Saint-Vallier – Conférence sur l’IA
Philippe Cazeneuve : « L’intelligence, c’est le propre du vivant »
Mercredi 8 octobre, à l’ECLA de Saint-Vallier, une trentaine de personnes ont assisté à une conférence animée par Philippe Cazeneuve, spécialiste des cultures numériques. Avec humour et clarté, il a proposé une réflexion profonde sur l’intelligence artificielle et la place de l’humain face à la machine.
Le spectacle est vivant, ponctué de scènettes, d’humour et de nombreux échanges avec le public. Philippe Cazeneuve interpelle souvent la salle, invite à réagir, questionne les usages de l’IA au quotidien. Une trentaine de personnes, toutes d’un certain âge, participent activement : certains posent des questions techniques, d’autres s’interrogent sur les conséquences sociales ou environnementales de ces nouvelles technologies.
Après avoir ouvert la séance par une petite scènette avec un robot, Philippe évoque 2001, l’Odyssée de l’espace le film de Stanley Kubrick avant d’introduire son propos : selon lui, l’intelligence artificielle n’est ni intelligente, ni artificielle. Elle repose sur des données bien réelles, matérielles, stockées dans des « data centers », et son intelligence n’est que celle qu’on lui donne. Ancien concepteur multimédia et sociologue de formation, Cazeneuve met en avant une vision humaine et sociale du numérique. « L’intelligence, c’est le propre du vivant. Les machines, elles, jusqu’à preuve du contraire ne sont pas vivantes. »
Il revient ensuite sur les grandes étapes de l’IA, de Deep Blue à AlphaGo. Ces programmes ont battu les meilleurs joueurs d’échecs et de Go, mais en rejouant des stratégies humaines déjà existantes. ChatGPT, lui, ne crée rien de nouveau : il réorganise des idées, de la connaissance déjà existante. Pour Cazeneuve, l’IA est avant tout un outil de productivité, pas de pensée. Et si elle peut être utile, elle reste limitée à ce qu’on lui apprend. « C’est efficace quand on sait juger la réponse, mais dangereux quand on ne connaît pas le sujet. »

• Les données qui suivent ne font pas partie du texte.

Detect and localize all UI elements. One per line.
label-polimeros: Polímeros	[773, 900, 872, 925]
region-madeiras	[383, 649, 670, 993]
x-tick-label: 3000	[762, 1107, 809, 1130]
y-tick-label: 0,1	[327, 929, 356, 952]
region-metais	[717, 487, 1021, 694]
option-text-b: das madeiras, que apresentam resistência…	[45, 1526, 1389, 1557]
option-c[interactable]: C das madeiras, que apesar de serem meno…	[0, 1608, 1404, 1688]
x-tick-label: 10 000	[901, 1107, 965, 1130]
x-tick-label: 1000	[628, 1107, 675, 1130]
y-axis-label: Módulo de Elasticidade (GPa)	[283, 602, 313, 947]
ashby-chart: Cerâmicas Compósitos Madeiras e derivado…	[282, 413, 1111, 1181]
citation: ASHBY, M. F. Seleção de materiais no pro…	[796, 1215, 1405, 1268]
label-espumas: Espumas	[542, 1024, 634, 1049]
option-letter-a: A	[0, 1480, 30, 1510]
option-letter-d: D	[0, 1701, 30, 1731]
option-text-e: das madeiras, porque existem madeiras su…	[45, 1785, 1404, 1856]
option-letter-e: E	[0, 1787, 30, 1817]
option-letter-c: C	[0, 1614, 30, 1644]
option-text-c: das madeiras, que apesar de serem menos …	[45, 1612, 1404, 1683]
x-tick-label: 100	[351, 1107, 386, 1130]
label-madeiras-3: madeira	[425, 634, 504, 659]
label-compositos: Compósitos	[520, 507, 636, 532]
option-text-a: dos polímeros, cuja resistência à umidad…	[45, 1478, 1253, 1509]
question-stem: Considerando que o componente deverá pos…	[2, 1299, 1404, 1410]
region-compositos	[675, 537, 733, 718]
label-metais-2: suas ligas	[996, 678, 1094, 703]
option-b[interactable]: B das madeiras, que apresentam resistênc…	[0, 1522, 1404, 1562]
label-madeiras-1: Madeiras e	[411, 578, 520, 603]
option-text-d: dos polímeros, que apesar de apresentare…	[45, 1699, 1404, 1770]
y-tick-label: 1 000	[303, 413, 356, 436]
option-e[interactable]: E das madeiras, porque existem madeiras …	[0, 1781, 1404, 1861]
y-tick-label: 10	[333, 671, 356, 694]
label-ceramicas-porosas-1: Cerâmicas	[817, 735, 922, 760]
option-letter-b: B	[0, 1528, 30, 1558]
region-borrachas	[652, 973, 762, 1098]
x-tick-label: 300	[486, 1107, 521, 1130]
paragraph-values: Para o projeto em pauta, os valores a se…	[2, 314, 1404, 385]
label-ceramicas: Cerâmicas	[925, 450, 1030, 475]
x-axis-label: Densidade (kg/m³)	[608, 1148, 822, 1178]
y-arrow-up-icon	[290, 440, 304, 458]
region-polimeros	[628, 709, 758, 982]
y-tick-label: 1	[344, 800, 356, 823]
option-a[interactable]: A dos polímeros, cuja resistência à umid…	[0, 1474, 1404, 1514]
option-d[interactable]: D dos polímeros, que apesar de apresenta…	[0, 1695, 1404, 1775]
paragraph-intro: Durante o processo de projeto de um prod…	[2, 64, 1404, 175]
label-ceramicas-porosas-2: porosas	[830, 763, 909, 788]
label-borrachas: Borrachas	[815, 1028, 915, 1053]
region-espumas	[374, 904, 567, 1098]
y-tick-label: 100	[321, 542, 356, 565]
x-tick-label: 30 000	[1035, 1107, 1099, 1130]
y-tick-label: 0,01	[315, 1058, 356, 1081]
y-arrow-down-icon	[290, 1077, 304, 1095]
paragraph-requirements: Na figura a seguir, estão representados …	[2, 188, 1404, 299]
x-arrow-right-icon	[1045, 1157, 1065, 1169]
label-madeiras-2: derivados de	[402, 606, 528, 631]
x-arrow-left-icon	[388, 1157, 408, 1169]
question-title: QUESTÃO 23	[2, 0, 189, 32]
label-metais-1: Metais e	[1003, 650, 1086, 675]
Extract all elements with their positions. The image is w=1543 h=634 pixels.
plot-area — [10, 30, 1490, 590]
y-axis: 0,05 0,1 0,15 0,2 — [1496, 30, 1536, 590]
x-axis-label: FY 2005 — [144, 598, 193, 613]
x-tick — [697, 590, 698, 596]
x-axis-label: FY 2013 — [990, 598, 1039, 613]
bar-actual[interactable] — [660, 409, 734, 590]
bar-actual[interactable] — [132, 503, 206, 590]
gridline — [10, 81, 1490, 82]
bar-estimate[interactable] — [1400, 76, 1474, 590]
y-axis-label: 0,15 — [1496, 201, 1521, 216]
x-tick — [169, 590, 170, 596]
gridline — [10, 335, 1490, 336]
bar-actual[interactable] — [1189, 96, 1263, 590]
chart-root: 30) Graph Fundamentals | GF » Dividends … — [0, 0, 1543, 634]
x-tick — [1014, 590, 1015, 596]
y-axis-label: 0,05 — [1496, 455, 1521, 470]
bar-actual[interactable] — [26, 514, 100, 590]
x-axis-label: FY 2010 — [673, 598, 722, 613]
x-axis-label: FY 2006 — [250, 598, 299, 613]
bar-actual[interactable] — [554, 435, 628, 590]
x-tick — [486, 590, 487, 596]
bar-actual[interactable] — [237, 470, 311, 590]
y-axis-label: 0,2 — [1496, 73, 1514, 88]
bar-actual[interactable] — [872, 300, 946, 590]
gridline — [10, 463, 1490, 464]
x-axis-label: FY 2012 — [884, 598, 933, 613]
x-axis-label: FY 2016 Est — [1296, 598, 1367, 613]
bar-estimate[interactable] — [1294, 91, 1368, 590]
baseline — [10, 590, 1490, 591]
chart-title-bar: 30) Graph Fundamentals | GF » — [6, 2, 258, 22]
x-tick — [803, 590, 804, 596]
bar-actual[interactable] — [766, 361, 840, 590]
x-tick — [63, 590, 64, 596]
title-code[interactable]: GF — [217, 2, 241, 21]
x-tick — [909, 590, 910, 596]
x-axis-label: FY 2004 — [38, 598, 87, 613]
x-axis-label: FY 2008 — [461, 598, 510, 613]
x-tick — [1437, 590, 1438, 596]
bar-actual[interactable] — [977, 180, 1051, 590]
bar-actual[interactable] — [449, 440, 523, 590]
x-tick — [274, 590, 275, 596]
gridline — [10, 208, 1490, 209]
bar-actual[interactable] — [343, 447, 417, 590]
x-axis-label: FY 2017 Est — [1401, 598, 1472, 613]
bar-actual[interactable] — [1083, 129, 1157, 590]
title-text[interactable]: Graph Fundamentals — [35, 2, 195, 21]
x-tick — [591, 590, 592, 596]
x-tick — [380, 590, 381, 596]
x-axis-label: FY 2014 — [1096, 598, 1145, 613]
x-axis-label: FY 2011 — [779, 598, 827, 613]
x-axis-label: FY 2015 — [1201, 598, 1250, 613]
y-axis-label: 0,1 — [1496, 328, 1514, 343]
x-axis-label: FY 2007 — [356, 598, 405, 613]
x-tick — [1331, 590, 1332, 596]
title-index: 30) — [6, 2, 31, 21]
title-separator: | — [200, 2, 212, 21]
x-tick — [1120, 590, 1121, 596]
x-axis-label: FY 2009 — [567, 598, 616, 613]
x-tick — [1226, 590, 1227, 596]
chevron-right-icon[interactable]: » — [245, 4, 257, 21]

Philippe Cazeneuve alerte également sur le coût environnemental du numérique : une requête sur ChatGPT consomme dix fois plus d’électricité qu’une recherche sur Google. Extraction de minerais, travail d’enfants, consommation énergétique record… « Des réacteurs nucléaires vont naître un peu partout pour faire tourner des algorithmes. Dans l’état actuel de la géopolitique ça semble assez risqué » s’inquiète t’il.
Autre sujet sensible : l’attachement émotionnel aux IA. « Le danger, c’est de personnaliser le robot, de lui dire bonjour ou merci, comme s’il nous comprenait. » Pour des personnes déjà fragiles, cette illusion de présence peut renforcer l’isolement.
Cazeneuve évoque aussi l’impact sur l’éducation : « Certains élèves font leurs devoirs avec ChatGPT. Il faut clairement apprendre à bien utiliser ces outils » En fin de conférence, il partage une vidéo du biologiste chercheur François Taddéi, militant de l’innovation dans l’éducation : « On n’apprendra pas au XXIᵉ siècle comme on a appris pendant les siècles précédents. » Et de conclure : « Les machines seront toujours plus fortes pour calculer ou mémoriser. À nous de faire ce qu’elles ne savent pas faire : réfléchir ensemble, créer, apprendre. Réinventons les manières d’apprendre, de faire de la recherche, d’enseigner. »
Jusqu’au bout, Philippe Cazeneuve s’adapte à son public. Avec humour et humanité, il aura su rendre accessible un sujet complexe, rappelant que l’enjeu n’est pas de craindre la machine, mais de préserver ce qui fait de nous des êtres vivants et pensants.